Conservative leader Erna Solberg has proposed replacing the salmon tax with an increased production tax, but has next to no chance of having the measure adopted in the Norwegian government's budget for 2024.

Norway’s Tories bid to axe salmon tax

Opposition proposes increased production tax instead


Norway’s Conservative Party has proposed dropping the government’s extra 25% tax on salmonid farmers’ profits and replacing it with an increased production tax.

The measure is part of its alternative budget, published yesterday. Parliamentary party groups in opposition draft their own alternative budgets and try to get their proposals included in the government’s annual Budget.

The Conservative Party, which is the largest opposition party with 36 seats in the Storting (Parliament), wants to lower taxes for both people and businesses, and proposes a tax cut of NOK 9.5 billion next year. It also seeks to drop the ground rent tax on salmonid farmers.

The ‘salmon tax’, which applies from January 1, 2023, is levied on the profit made on the time farmed salmon and trout spend in the sea, when most of the value of the fish is added. It is imposed on top of the 22% corporation tax paid by all businesses, meaning that salmonid farmers must pay a tax of 47% on profits.

Production tax

“Pending a thorough evaluation of various models for aquaculture taxation, we have assumed an increased production tax to the state, which provides approximately NOK 3.8 billion in revenue,” said the Conservatives.

“This comes as a replacement for the government's ground rent tax. The aquaculture tax for 2024 is paid the following year, so that the change does not directly affect the 2024 budget.”

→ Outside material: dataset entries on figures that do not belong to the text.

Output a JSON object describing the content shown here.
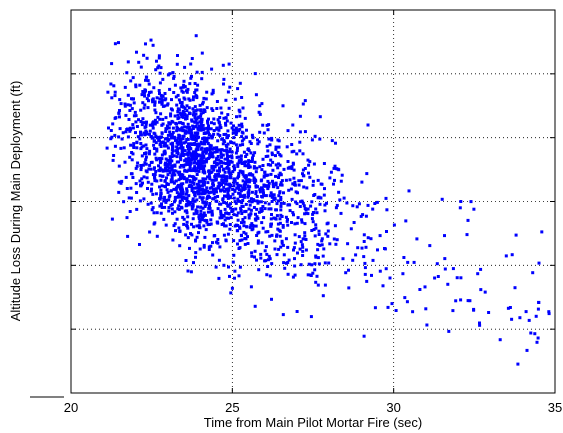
{
  "chart_data": {
    "type": "scatter",
    "xlabel": "Time from Main Pilot Mortar Fire (sec)",
    "ylabel": "Altitude Loss During Main Deployment (ft)",
    "xlim": [
      20,
      35
    ],
    "ylim": [
      0,
      6
    ],
    "x_ticks": [
      "20",
      "25",
      "30",
      "35"
    ],
    "y_ticks": [
      "",
      "",
      "",
      "",
      "",
      "",
      ""
    ],
    "grid": true,
    "marker_color": "#0000ff",
    "marker": "dot",
    "point_count": 2200
  }
}
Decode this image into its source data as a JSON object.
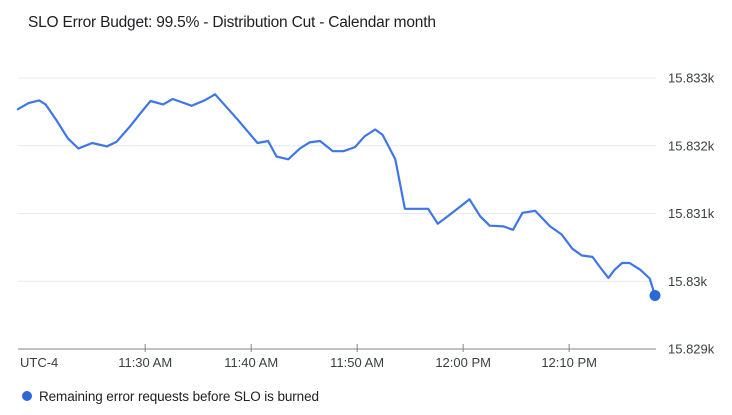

The budget measure is extremely unlikely to be adopted. Even if the Conservatives win the support of other right-leaning parties like the Progress Party and the Christian Democrats, they are outnumbered by the ruling Labour-Centre party coalition and by other left-leaning parties who believe the state is correct to take a larger share of what are regarded as the salmon sector's extraordinary profits.

The Conservatives, led by former prime minister Erna Solberg, would have to win power at the next election to cancel the salmon tax, and even then, it’s doubtful whether ithey would have enough support in the Storting to do so.